The Wounded Sinner is the name of an old, decaying house which has been in the Andrews family for generations. Henderson personifies it as a dying being with hard, dry skin of paint peeling away, and loose window panes rattling in shrunken gums. The first inhabitant, Nathaniel Andrews, was an unrepentant rake, so Reverend Stone called him a ‘wounded sinner’ in need of God’s redemption.
His great-grandson Archie still lives in the house. He’s old, dying and crotchety. His son Matthew has vowed never to put him in a nursing home. But Matthew has to leave his wife and five children in Leonora, a town of past gold rushes on the edge of the desert, for three weeks each month to travel to Perth to care for his father. Henderson describes the landscape sensuously.

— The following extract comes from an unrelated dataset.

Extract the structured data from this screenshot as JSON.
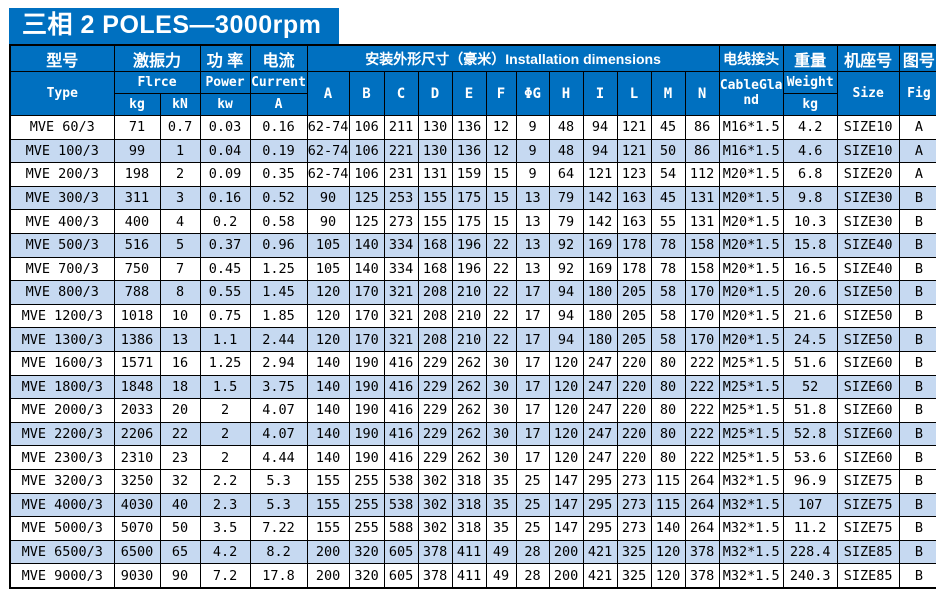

The book explores themes about the problems of ageing, responsibility for the elderly and the loss of their freedom of choice. Death itself is personified as it waits to claim its own and the characters discuss death and the purpose of life in a poignant but often humorous vein.
Jeanie is Indigenous, born in Leonora but raised by a white Australian couple. Her daughter challenges her mother’s sense of reality, calling her a ‘coconut’ – dark on the outside but white on the inside. Ben Poulson, an important ‘fixer’ in the town, is a pig-headed, chauvinistic racist living in Leonora to escape some sordid past that is still chasing him.The story increases in tension and suspense for each character as the complex machinations of his actions hunt them down.
This book highlights the importance of recognising the disparity of life in Australia.